余庆没有理会父亲余不扬那强装镇定却难掩心虚的眼神,也没有先去扶起瘫坐在地、痛哭流涕的母亲。他的目光平静得可怕,缓缓扫过满院神色各异的亲人——悲愤的母亲,无奈又恼怒的二叔三叔,老泪纵横的奶奶,以及那些或同情或看热闹的邻里。
这寂静仿佛有千钧重,压得余不扬喘不过气,他试图打破这僵局,色厉内荏地嘟囔:“看……看什么看!老子……”
余庆没有让他说完。
他动了。步伐沉稳,径直走向一旁的厨房。在所有人疑惑、惊惧的目光注视下,他走了出来,手里多了一把家里常用的、有些锈迹的菜刀。
“庆儿!你要干什么!”母亲吓得魂飞魄散,失声惊呼。
二叔三叔也瞬间绷紧了身体,下意识地就要上前阻拦。
余不扬更是脸色煞白,连连后退,以为儿子要被逼得动手弑父。
然而,余庆接下来的举动,超出了所有人的预料。
他手持菜刀,快步走到余不扬面前,没有挥刀相向,而是“噗通”一声,直挺挺地跪在了坚硬的泥地上。他将那冰冷的菜刀,双手捧着,高高举过头顶,递向余不扬。
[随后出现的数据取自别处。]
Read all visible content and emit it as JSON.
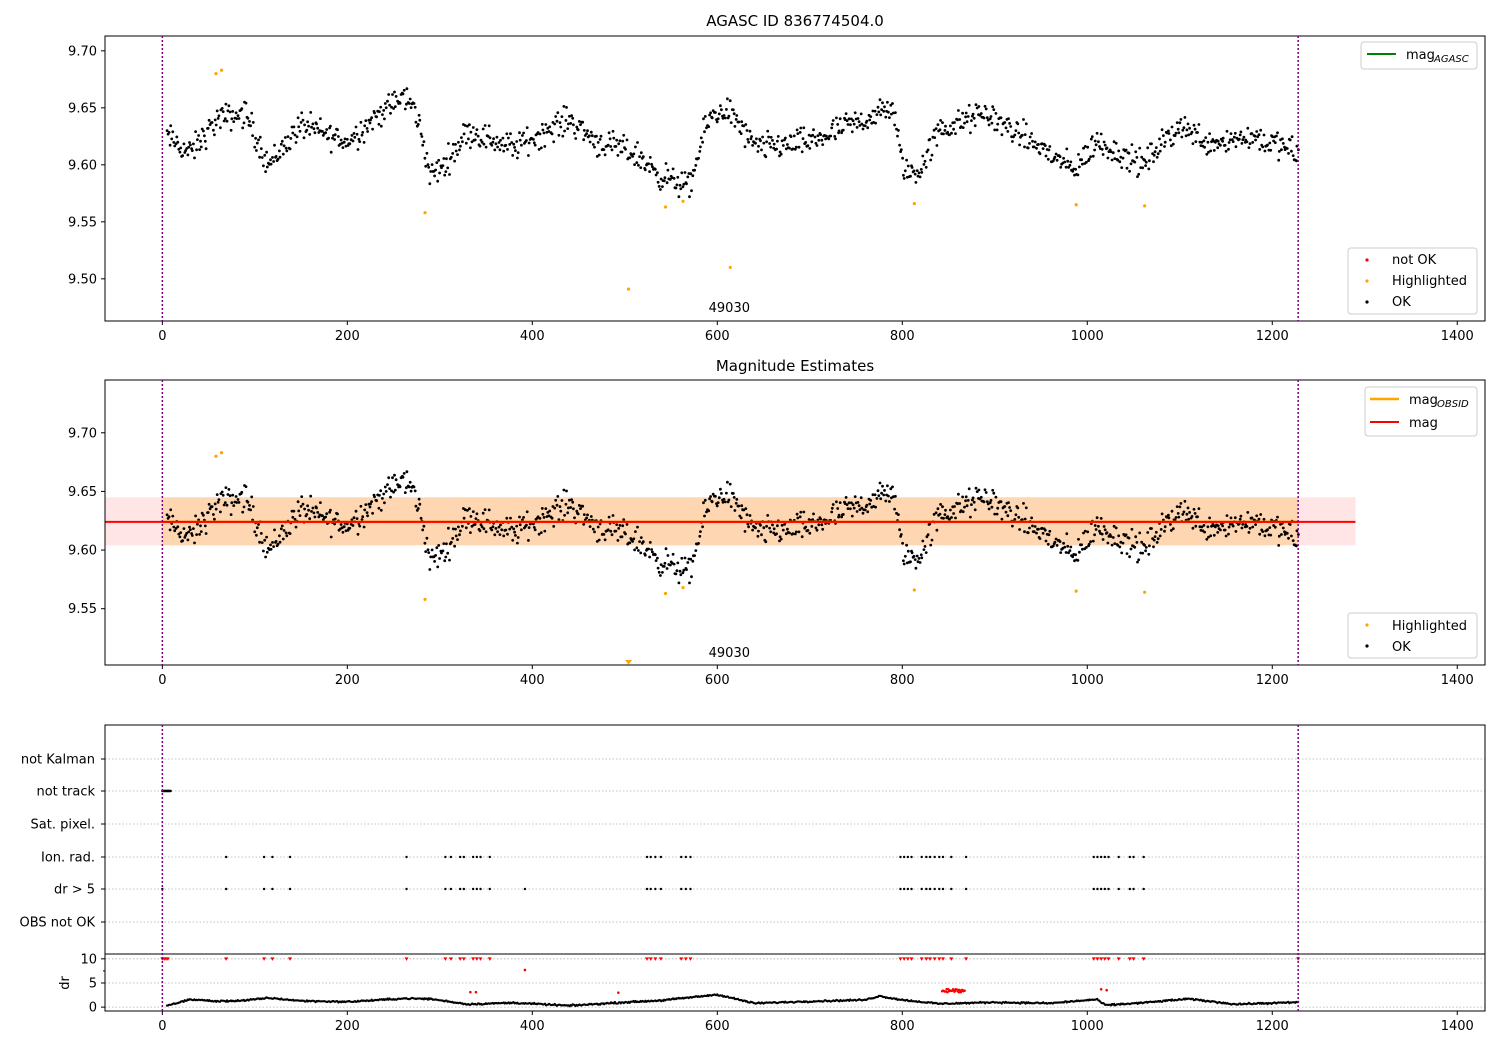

他的声音不大,却字字泣血,带着一种令人心颤的绝望与决绝:
“爸。”
这一声“爸”,喊得余不扬浑身一颤。
“我不应该叫余庆,应该叫余孽,老余家的余孽,余不扬的儿子。”余庆抬起头,眼眶泛红,眼神却如同燃尽的灰烬,空洞而悲凉,“您今天就砍死我吧。身体发肤,受之父母,您砍死我,我绝不怨您。”
“我……我不愿意再像您一样这样活着!我拼了命,在部队流血流汗,转业后夹着尾巴做人,一点点挣来的荣誉、地位,就想让妈和你过上好日子,就想让老余家能挺直腰杆……可这些东西,就这么轻易的,要被您亲手给毁了!”